During an address to staff and students – his last “State-of-the-College” address before the end of his term in 2020 – Prendergast defended the “paradox” of Trinity’s persistent spiral down international university rankings since the beginning of his term.
The rankings, Prendergast said, are taking time “to catch up with all we’ve done”.
He attributed this to the lack of focus by the rankings on “pluralism, sustainability, and active citizenship”.
Trinity has a threefold mission, the Provost said: education, research and “advancing the cause of a pluralistic, just and sustainable society”.
The Provost said other universities, which focus “too relentlessly” on rankings, lack “the societal engagement, the critical questing creativity, that we take for granted”. He said he wouldn’t like Trinity to emulate this approach. Prendergast just recently visited several universities across Asia.

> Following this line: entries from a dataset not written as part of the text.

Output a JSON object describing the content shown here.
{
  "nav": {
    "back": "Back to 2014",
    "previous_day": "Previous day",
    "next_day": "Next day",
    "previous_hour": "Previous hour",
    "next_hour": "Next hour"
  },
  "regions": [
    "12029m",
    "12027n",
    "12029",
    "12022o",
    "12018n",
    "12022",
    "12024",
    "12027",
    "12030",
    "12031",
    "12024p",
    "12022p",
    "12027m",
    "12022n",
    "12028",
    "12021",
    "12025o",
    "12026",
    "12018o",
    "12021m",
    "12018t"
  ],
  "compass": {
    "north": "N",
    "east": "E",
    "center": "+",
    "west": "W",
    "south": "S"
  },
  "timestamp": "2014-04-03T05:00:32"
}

“I don’t really think that other universities round the world are achieving so much as to overshadow our achievements”, he said.
In his speech, Prendergast touched on developments in internationalisation, the Estates Strategy, which will see the face of the campus transformed. He also referenced the €100 million in research funding that the College won this year. In 2013, he said, “that figure was €74 million so we’ve increased our research funding by a third, in under five years”.
In June this year, Trinity fell outside the top 100 universities in the world as measured in the QS World Rankings. In September, the College slipped from 117th to 120th in the Times Higher Education rankings.